Streetlamps dim hopes for Internet highway

Information on the interent could have, unwittingly, been broadcast by streetlamps

A bright idea to turn the electricity mains into an information highway has hit an unexpected obstacle - streetlamps.

Technicians testing the system in Manchester found lights using the same power supply as potential Internet customers became aerials, broadcasting downloaded data as high-frequency radio waves.

Experts fear that if the scheme was widely adopted, Web transmissions would flood the airwaves, disrupting emergency communications and amateur radio signals, and interfering with the BBC World Service.

There is even a suggestion that they might upset the operation of Britain's electronic communications base, GCHQ.

The Digital PowerLine system from Norweb, a joint venture between United Utilities and the Canadian telecommunications company Nortel, transfers data between electricity substations and people's homes via the mains.

A conventional optical fibre cable connects the substations to the Internet.

The system can download data 20 times faster than normal domestic modems while leaving telephone lines free and is expected to bring about a revolution in Net access.

Engineers' oversight?

But according to the New Scientist magazine, engineers conducting the Manchester trial forgot to take account of the physical characteristics of streetlamps.

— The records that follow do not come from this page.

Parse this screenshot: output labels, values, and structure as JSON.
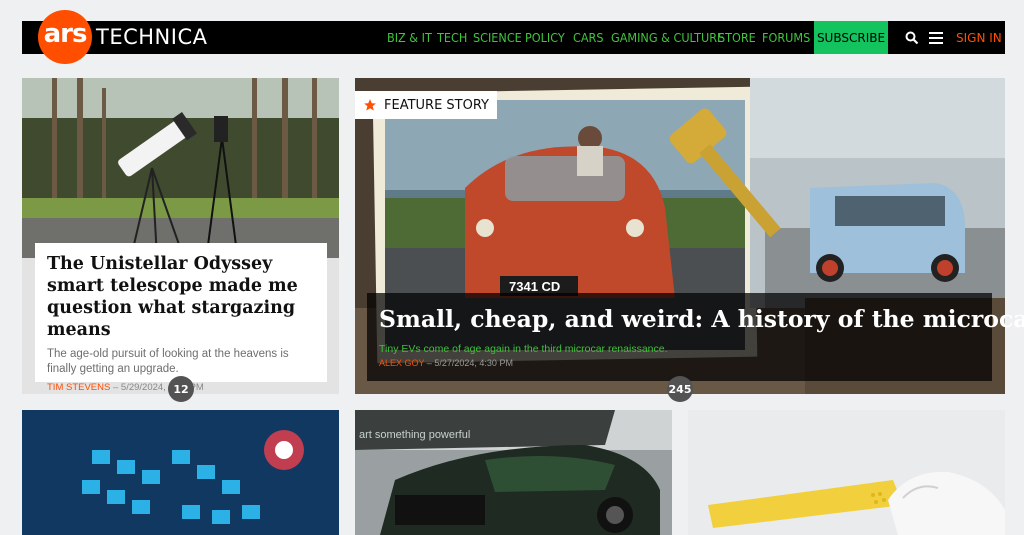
{
  "brand": {
    "logo_ars": "ars",
    "logo_technica": "TECHNICA",
    "accent": "#ff4e00",
    "nav_color": "#40c53d",
    "subscribe_bg": "#12c35e"
  },
  "nav": {
    "items": [
      "BIZ & IT",
      "TECH",
      "SCIENCE",
      "POLICY",
      "CARS",
      "GAMING & CULTURE",
      "STORE",
      "FORUMS"
    ],
    "subscribe_label": "SUBSCRIBE",
    "search_icon": "search-icon",
    "menu_icon": "hamburger-menu-icon",
    "signin_label": "SIGN IN"
  },
  "articles": {
    "left": {
      "title": "The Unistellar Odyssey smart telescope made me question what stargazing means",
      "dek": "The age-old pursuit of looking at the heavens is finally getting an upgrade.",
      "author": "TIM STEVENS",
      "date": "– 5/29/2024, 4:30 PM",
      "comments": "12"
    },
    "feature": {
      "label": "FEATURE STORY",
      "title": "Small, cheap, and weird: A history of the microcar",
      "dek": "Tiny EVs come of age again in the third microcar renaissance.",
      "author": "ALEX GOY",
      "date": "– 5/27/2024, 4:30 PM",
      "comments": "245",
      "plate": "7341 CD"
    },
    "bottom_middle": {
      "banner_text": "art something powerful"
    }
  }
}
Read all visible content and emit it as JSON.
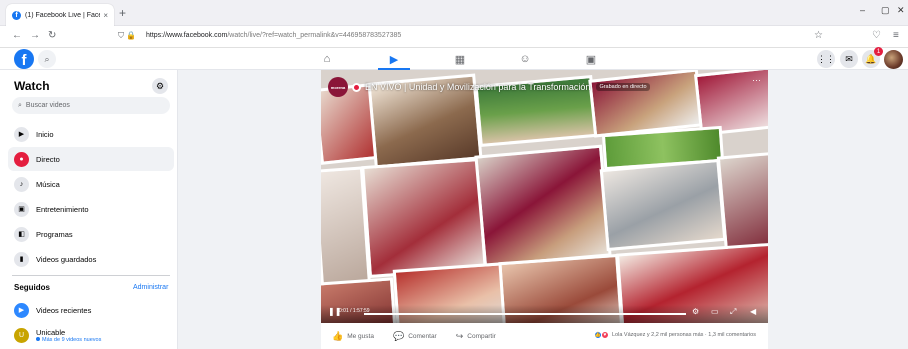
{
  "browser": {
    "tab_title": "(1) Facebook Live | Facebook",
    "tab_close": "×",
    "new_tab": "+",
    "url_domain": "https://www.facebook.com",
    "url_path": "/watch/live/?ref=watch_permalink&v=446958783527385",
    "window_controls": [
      "–",
      "▢",
      "✕"
    ]
  },
  "fb_bar": {
    "logo": "f",
    "nav_icons": [
      "home-icon",
      "watch-icon",
      "marketplace-icon",
      "groups-icon",
      "gaming-icon"
    ],
    "notification_count": "1"
  },
  "sidebar": {
    "title": "Watch",
    "search_placeholder": "Buscar videos",
    "items": [
      {
        "label": "Inicio",
        "icon": "home-icon"
      },
      {
        "label": "Directo",
        "icon": "live-icon"
      },
      {
        "label": "Música",
        "icon": "music-icon"
      },
      {
        "label": "Entretenimiento",
        "icon": "tv-icon"
      },
      {
        "label": "Programas",
        "icon": "shows-icon"
      },
      {
        "label": "Videos guardados",
        "icon": "bookmark-icon"
      }
    ],
    "section_title": "Seguidos",
    "section_action": "Administrar",
    "followed": [
      {
        "label": "Videos recientes",
        "sub": ""
      },
      {
        "label": "Unicable",
        "sub": "Más de 9 videos nuevos"
      }
    ]
  },
  "video": {
    "page_avatar_text": "morena",
    "live_title": "EN VIVO | Unidad y Movilización para la Transformación",
    "live_tag": "Grabado en directo",
    "time": "0:01 / 1:57:59",
    "progress": 1.0
  },
  "actions": {
    "like": "Me gusta",
    "comment": "Comentar",
    "share": "Compartir",
    "reactions_text": "Lola Vázquez y 2,2 mil personas más · 1,3 mil comentarios"
  },
  "colors": {
    "accent": "#1877f2",
    "live_red": "#e41e3f",
    "morena": "#8a1538"
  }
}
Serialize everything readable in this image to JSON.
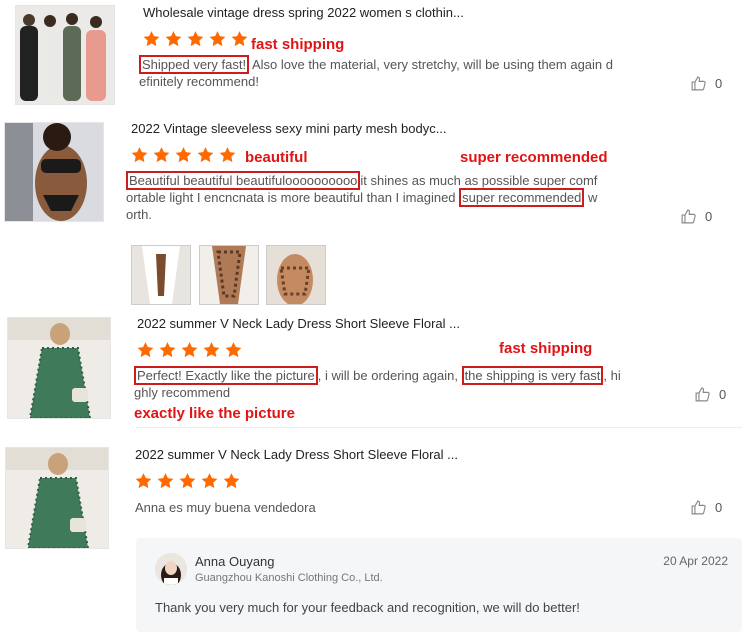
{
  "reviews": [
    {
      "title": "Wholesale vintage dress spring 2022 women s clothin...",
      "stars": 5,
      "text_highlight_1": "Shipped very fast!",
      "text_rest_1": " Also love the material, very stretchy, will be using them again d",
      "text_line_2": "efinitely recommend!",
      "annotation_1": "fast shipping",
      "likes": "0"
    },
    {
      "title": "2022 Vintage sleeveless sexy mini party mesh bodyc...",
      "stars": 5,
      "text_highlight_1": "Beautiful beautiful beautifuloooooooooo",
      "text_rest_1": "it shines as much as possible super comf",
      "text_line_2": "ortable light I encncnata is more beautiful than I imagined ",
      "text_highlight_2": "super recommended",
      "text_rest_2": " w",
      "text_line_3": "orth.",
      "annotation_1": "beautiful",
      "annotation_2": "super recommended",
      "likes": "0"
    },
    {
      "title": "2022 summer V Neck Lady Dress Short Sleeve Floral ...",
      "stars": 5,
      "text_highlight_1": "Perfect! Exactly like the picture",
      "text_rest_1": ", i will be ordering again, ",
      "text_highlight_2": "the shipping is very fast",
      "text_rest_2": ", hi",
      "text_line_2": "ghly recommend",
      "annotation_1": "exactly like the picture",
      "annotation_2": "fast shipping",
      "likes": "0"
    },
    {
      "title": "2022 summer V Neck Lady Dress Short Sleeve Floral ...",
      "stars": 5,
      "text": "Anna es muy buena vendedora",
      "likes": "0"
    }
  ],
  "seller_reply": {
    "name": "Anna Ouyang",
    "company": "Guangzhou Kanoshi Clothing Co., Ltd.",
    "date": "20 Apr 2022",
    "message": "Thank you very much for your feedback and recognition, we will do better!"
  },
  "colors": {
    "star": "#ff6a00",
    "annotation": "#e01414",
    "highlight_border": "#cc1c1c"
  }
}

The chief engineer with radio systems consultancy Great Circle Design, Nick Long, told the magazine: "If you set out to design radio aerials to fit with this system, they would look like streetlamps.

"They are just the right vertical length of conductor."

Data downloaded by users of the system was broadcast by the streetlamps as radio waves with a frequency of between two and 10 megahertz.

Mr Long warned that if the technology was not modified some sections of the radio spectrum would become unusable.

In theory, the activities of people on the Internet could also be tracked by anyone monitoring the transmissions.

British users of the affected frequencies include the BBC, Civil Aviation Authority and GCHQ.

A GCHQ spokeswoman told New Scientist: "We are trying to gauge the level of risk."

Meetings planned

The Department of Trade and Industry's Radiocommunications Agency is said to be holding meetings with Norweb in the hope of finding a solution.

John Seddon, operations director for the company, was confident that the problem would not be a major hurdle.

"The technology that will be deployed in volume will be at low power levels in comparison to the general radio noise that's already out there," he said.